InstaDeep Enzyme Classification Challenge
Job Interview
Can you predict the class of an enzyme using only its amino acid sequence?
364 data scientists enrolled, 70 on the leaderboard
BiologyClassificationStructured
17 November 2020—21 February 2021
97 days

The data for this competition consists of labelled amino acid sequences. Each sequence has a unique ID, the amino acid sequence, the organism it came from and the label. You must predict the label for the test set. Labels consist of one of 20 classes. There are ten organisms, 8 in the training set and 2 in the test set. Sequences above a set length have been excluded from this dataset.

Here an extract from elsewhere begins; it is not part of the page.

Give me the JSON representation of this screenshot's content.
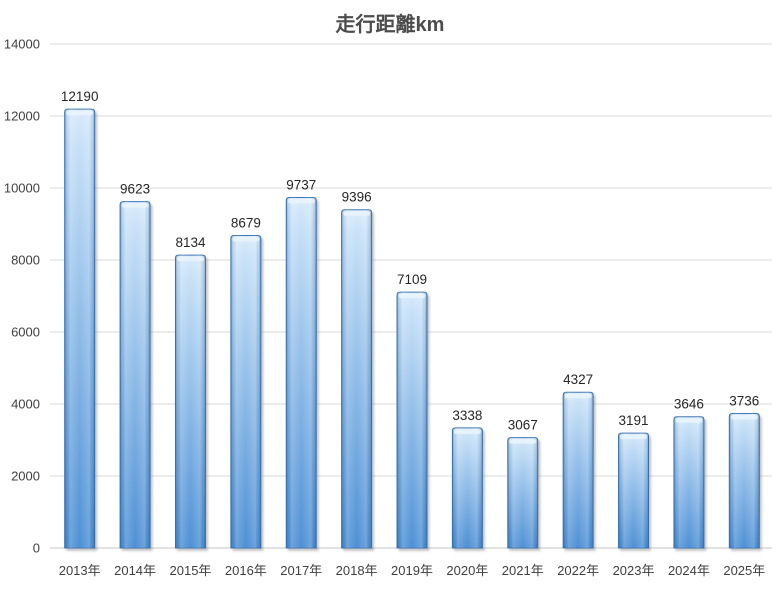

In addition to the labelled data, you are also provided with a large set of unlabelled sequences. You may use these for any model pre-training or data augmentation methods you choose to use. You may NOT use any external data for this competition.

Files available for download:

  • Train.csv - contains an ID, string indicating the protein and the target. This is the dataset that you will use to train your model.
  • Test.csv- resembles Train.csv but without the target-related column. This is the dataset on which you will apply your model to.
  • SampleSubmission.csv - shows the submission format for this competition, with the ‘ID’ column mirroring that of test.csv and the target columns containing your predictions. The order of the rows does not matter, but the names of the ID must be correct.
  • UnlabelledSequences.zip - Additional unlabelled sequences for language modelling or other unsupervised learning tasks.